6th President of the Supreme Court of Israel
- In office 1982–1983
- Preceded by: Moshe Landau
- Succeeded by: Meir Shamgar

Personal details
- Born: November 15, 1913 Brody, Galicia, Austria-Hungary
- Died: April 24, 1985 (aged 71)

= Yitzhak Kahan =

Former President of the Supreme Court of Israel

Yitzhak Kahan (יצחק כהן; November 15, 1913 - April 24, 1985) was President of the Supreme Court of Israel from 1982 until 1983. He was the Chairman of the Commission of Inquiry into the Events at the Refugee Camps in Beirut also known as the Kahan Commission, which was established to investigate the Sabra and Shatila massacre.
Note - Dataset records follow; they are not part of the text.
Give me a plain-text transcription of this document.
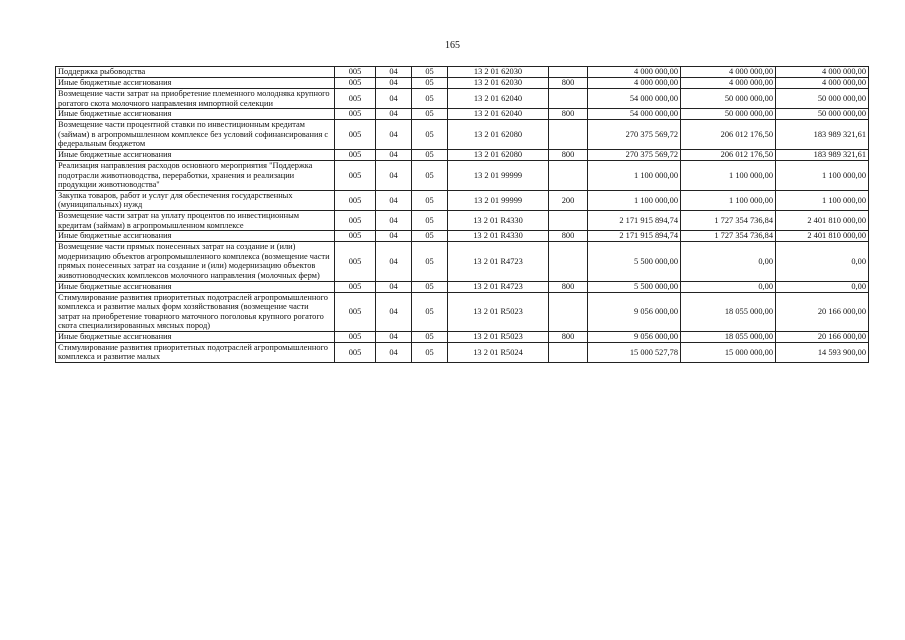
165
Поддержка рыбоводства	005	04	05	13 2 01 62030		4 000 000,00	4 000 000,00	4 000 000,00
Иные бюджетные ассигнования	005	04	05	13 2 01 62030	800	4 000 000,00	4 000 000,00	4 000 000,00
Возмещение части затрат на приобретение племенного молодняка крупного рогатого скота молочного направления импортной селекции	005	04	05	13 2 01 62040		54 000 000,00	50 000 000,00	50 000 000,00
Иные бюджетные ассигнования	005	04	05	13 2 01 62040	800	54 000 000,00	50 000 000,00	50 000 000,00
Возмещение части процентной ставки по инвестиционным кредитам (займам) в агропромышленном комплексе без условий софинансирования с федеральным бюджетом	005	04	05	13 2 01 62080		270 375 569,72	206 012 176,50	183 989 321,61
Иные бюджетные ассигнования	005	04	05	13 2 01 62080	800	270 375 569,72	206 012 176,50	183 989 321,61
Реализация направления расходов основного мероприятия "Поддержка подотрасли животноводства, переработки, хранения и реализации продукции животноводства"	005	04	05	13 2 01 99999		1 100 000,00	1 100 000,00	1 100 000,00
Закупка товаров, работ и услуг для обеспечения государственных (муниципальных) нужд	005	04	05	13 2 01 99999	200	1 100 000,00	1 100 000,00	1 100 000,00
Возмещение части затрат на уплату процентов по инвестиционным кредитам (займам) в агропромышленном комплексе	005	04	05	13 2 01 R4330		2 171 915 894,74	1 727 354 736,84	2 401 810 000,00
Иные бюджетные ассигнования	005	04	05	13 2 01 R4330	800	2 171 915 894,74	1 727 354 736,84	2 401 810 000,00
Возмещение части прямых понесенных затрат на создание и (или) модернизацию объектов агропромышленного комплекса (возмещение части прямых понесенных затрат на создание и (или) модернизацию объектов животноводческих комплексов молочного направления (молочных ферм)	005	04	05	13 2 01 R4723		5 500 000,00	0,00	0,00
Иные бюджетные ассигнования	005	04	05	13 2 01 R4723	800	5 500 000,00	0,00	0,00
Стимулирование развития приоритетных подотраслей агропромышленного комплекса и развитие малых форм хозяйствования (возмещение части затрат на приобретение товарного маточного поголовья крупного рогатого скота специализированных мясных пород)	005	04	05	13 2 01 R5023		9 056 000,00	18 055 000,00	20 166 000,00
Иные бюджетные ассигнования	005	04	05	13 2 01 R5023	800	9 056 000,00	18 055 000,00	20 166 000,00
Стимулирование развития приоритетных подотраслей агропромышленного комплекса и развитие малых	005	04	05	13 2 01 R5024		15 000 527,78	15 000 000,00	14 593 900,00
Born in Brody, Galicia, Austria-Hungary, he was the brother of Rav Kalman Kahana, a former Knesset member. He studied law, administration, and economics at the University of Lviv before emigrating to Mandatory Palestine in 1935.

In 1950, he was appointed a magistrate judge in Haifa, and he became a district judge in, 1953. On October 7, 1970, Kahan was appointed to the Supreme Court of Israel.

On March 26, 1981, he was appointed President of the Supreme Court of Israel.